Initially it was two builds/deploys and accordingly you could not think about caching.
Over 4 years this has grown to 15+ builds/deploys and only the build time has become 20+ minutes.
After some reading we came across docker buildx and decided to use the features it provides,
namely cache-from and cache-to
Idea was to create some checksum for every subproject, then use that checksum for cache-from, cache-to source/destination.
Like it's described here
In our case it worked but did not give a very significant advantage. Given the number of different builds, we got that the time to download all the cache was comparable to the build time.
Also having that we use yarn based monorepo to reuse docker layering we created internal prune
util which is not that simple and adds additional steps to the build. (about prune you can read at amazing turborepo)
Our builds are very simple, +-fast and consist of one step, there are a lot of them and so we did not get the significant advantage we expected.
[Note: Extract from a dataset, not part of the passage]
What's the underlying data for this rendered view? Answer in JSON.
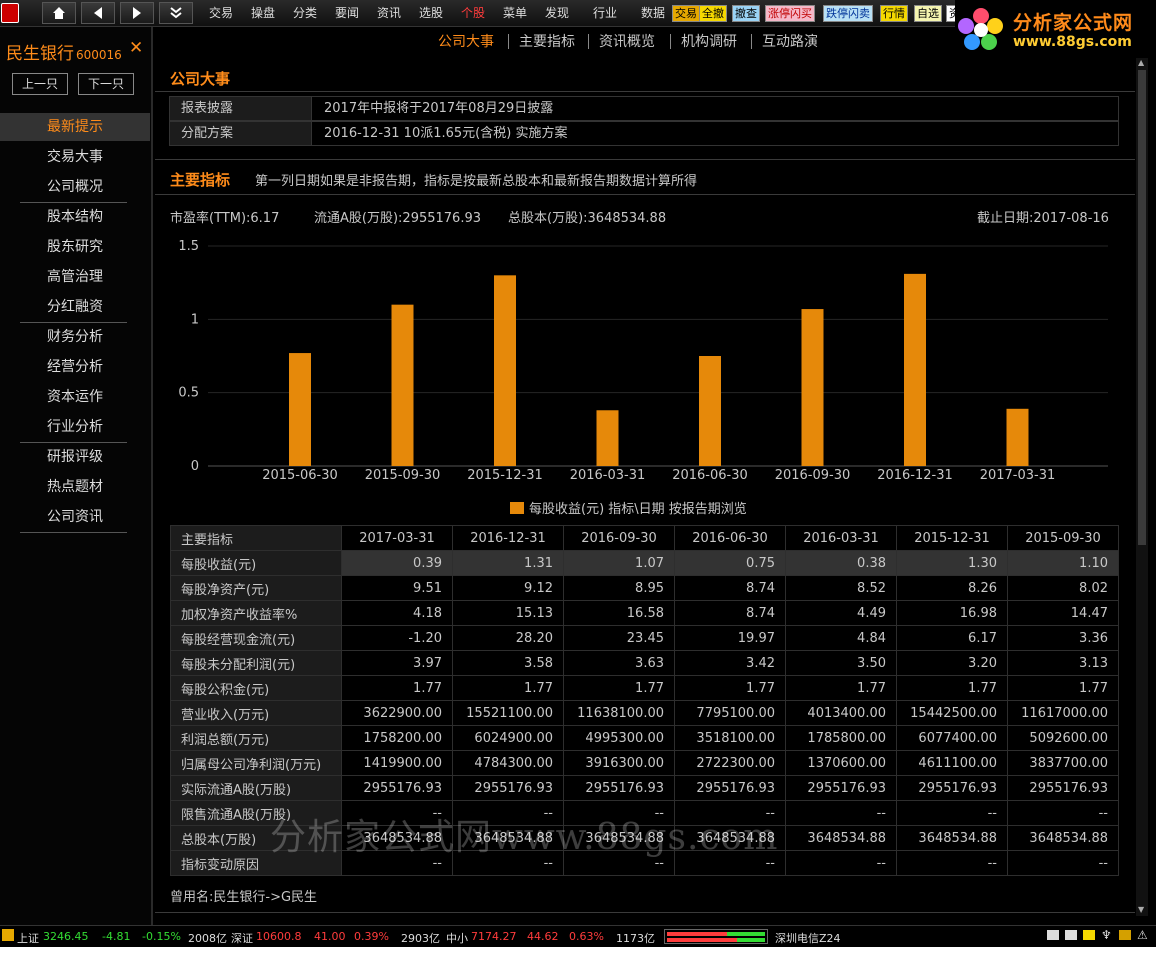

We decided not to use the cache, but to take advantage of the fact that a developer only works on one or two projects in one pull request. So we don't need to rebuild everything, but only the projects that have changed.
And thanks to docker it allowed to do everything we need.
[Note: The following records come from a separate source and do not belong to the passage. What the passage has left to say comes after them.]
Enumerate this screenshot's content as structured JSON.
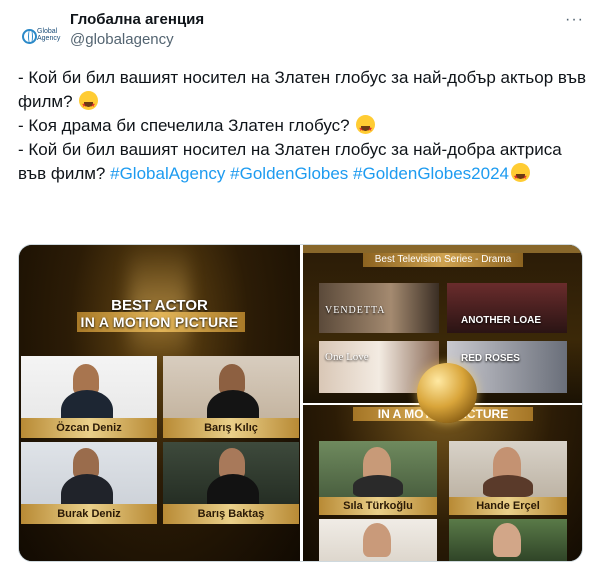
{
  "account": {
    "name": "Глобална агенция",
    "handle": "@globalagency",
    "avatar_logo_text": "Global Agency"
  },
  "tweet": {
    "line1": "- Кой би бил вашият носител на Златен глобус за най-добър актьор във филм?",
    "line2": "- Коя драма би спечелила Златен глобус?",
    "line3": "- Кой би бил вашият носител на Златен глобус за най-добра актриса във филм?",
    "hashtags": [
      "#GlobalAgency",
      "#GoldenGlobes",
      "#GoldenGlobes2024"
    ],
    "emoji": "star-struck-emoji"
  },
  "more_menu_glyph": "···",
  "media": {
    "left_panel": {
      "title_line1": "BEST ACTOR",
      "title_line2": "IN A MOTION PICTURE",
      "nominees": [
        "Özcan Deniz",
        "Barış Kılıç",
        "Burak Deniz",
        "Barış Baktaş"
      ]
    },
    "right_top_panel": {
      "subtitle": "Best Television Series - Drama",
      "posters": [
        "VENDETTA",
        "ANOTHER LOAE",
        "One Love",
        "RED ROSES"
      ]
    },
    "right_bottom_panel": {
      "title": "IN A MOTION PICTURE",
      "nominees": [
        "Sıla Türkoğlu",
        "Hande Erçel"
      ]
    }
  },
  "colors": {
    "hashtag": "#1d9bf0",
    "gold": "#d9a53a",
    "text": "#0f1419",
    "secondary": "#536471"
  }
}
- Single docker image can have mutiple tags.
- We can add tag to docker image without pulling it and gcloud even have ready command for this gcloud container images add-tag
- We already had workspace checksum util from our previous work iteration with cache layers.
Now in pseudocode our build process for each subproject on every commit (yarn workspace) looks like.
CHECKSUM=$(generate-workspace-checksum ${WORSPACE_NAME})
if gcloud container images describe ${IMAGE_NAME}:${CHECKSUM}; then
gcloud container images add-tag --quiet ${IMAGE_NAME}:${CHECKSUM} ${IMAGE_NAME}:${SHORT_SHA}
else
docker buildx build . \
--file=universal.Dockerfile \
--tag=${IMAGE_NAME}:${SHORT_SHA} \
--tag=${IMAGE_NAME}:${CHECKSUM} \
--progress=plain ${BUILD_ARGS} \
--push
fi
We generate workspace checksum, check if image with tag equal to checksum exists, and if yes we add commit sha tag to existing image. This is really fast operation.
In case if image is not exits we just rebuild workspace and tag image with 2 tags - checksum and commit sha.
Deploys were already fast and executed in parallel so doing 2 or 15 deploys in our case doesnt matter a lot.
Trick above allowed us to significantly reduce build times, sometimes to seconds (like documentation has changed) instead of 20+ minutes for every commit.
For projects with mutibuild steps, various dependency installs etc above solution could not work, and caching would be the best solution. For us just image retagging works the best, removes the need of some external KV storage (sha => checksum), significantly removed build times and simplified builds.